«Attention. Cette exposition n’est pas une exposition politique. Merci de votre compréhension.»
Notre époque contemporaine connaît aujourd’hui de multiples sujets de tensions, est en proie à de violents affrontements, de la guerre en Ukraine à la flambée des nationalismes partout dans le monde. Militia, œuvre phare et magistrale de l’exposition donne à voir deux militaires se serrant la main. S’agit-il d’un armistice ou d’une paix blanche ? Les deux hommes appartiennent à l’armée mais leur uniforme qui renvoie à des époques différentes semble signifier que le passé hante beaucoup plus qu’on ne le croit le présent dans une concaténation toujours plus frénétique. La maxime manuscrite sur la toile Forward the Revolution semble être une mise en garde. Les peuples vivent et meurent mais les guerres sont toujours les mêmes, initiées pour les mêmes revendications territoriales, nationalistes, économiques…
Le temps cyclique de l’Histoire comme celui de l’humanité est un éternel recommencement après son extinction. Les États modernes tout évolués soient-ils n’apprennent rien de leurs erreurs et des pertes humaines. L’Histoire semble condamnée à se répéter car « l’homme est un loup pour l’homme » selon la théorie de Hobbes pour qui l’être humain ne pouvait que s’en remettre à une toute-puissance tutélaire en qui il délègue ses droits et qui lui adjuge ses devoirs. Les États d’aujourd’hui se sont substitués à ce Léviathan hobbesien.

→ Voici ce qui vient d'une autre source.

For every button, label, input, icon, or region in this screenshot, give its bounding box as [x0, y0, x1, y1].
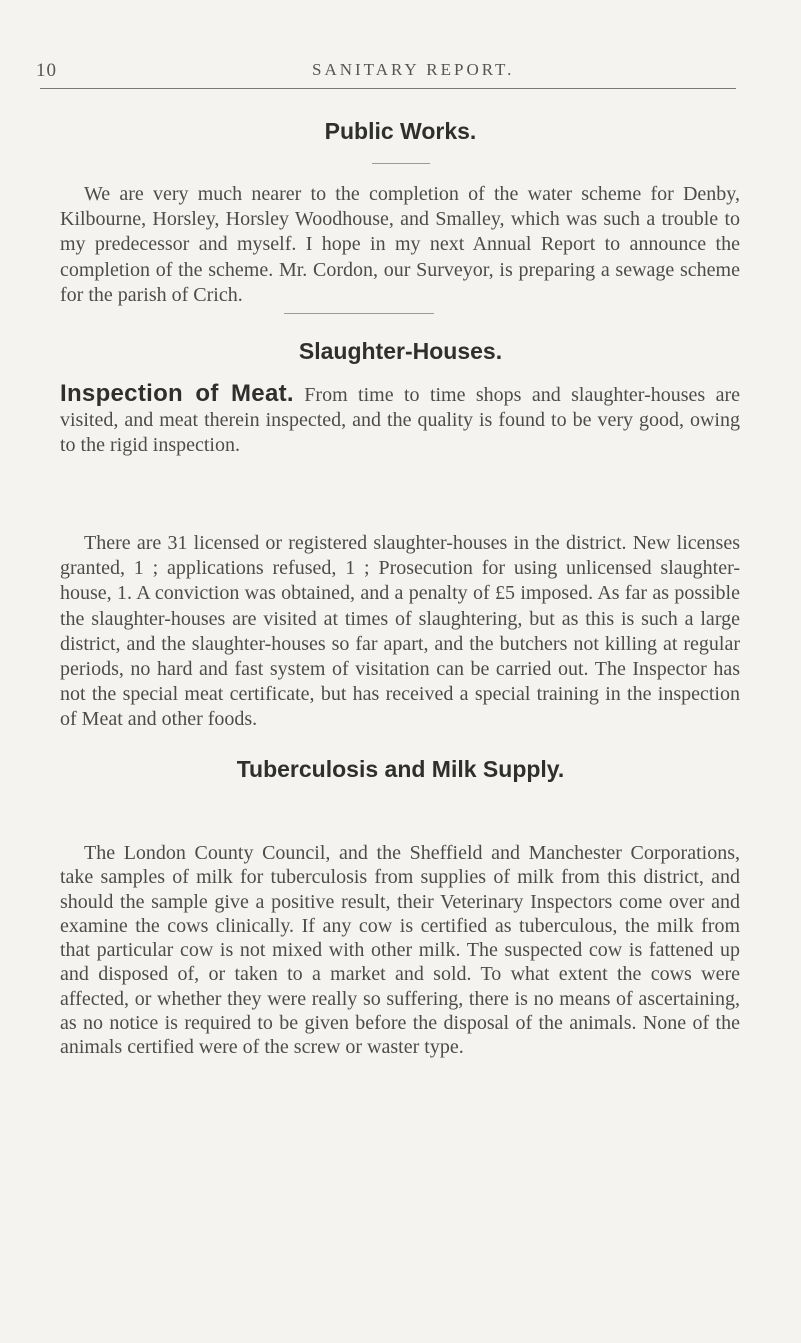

Le va-et-vient que fait Eser Gündüz dans ses recherches entre passé et présent, forme et écriture, peinture dans la tradition de l’histoire de l’art et œuvre créée par intelligence artificielle, l’inscrit dans une démarche d’art total atemporel et universel. Chaque élément de ses compositions répond à une nécessité formelle ou de structure, ce que l’artiste nomme la « morphologie architecturale ». L’artiste est un esprit libre et visionnaire. Le message qu’il transmet se fait par détournement des objets et des concepts. Ainsi, il offre au spectateur la possibilité de reconstituer le message et d’élaborer son propre questionnement.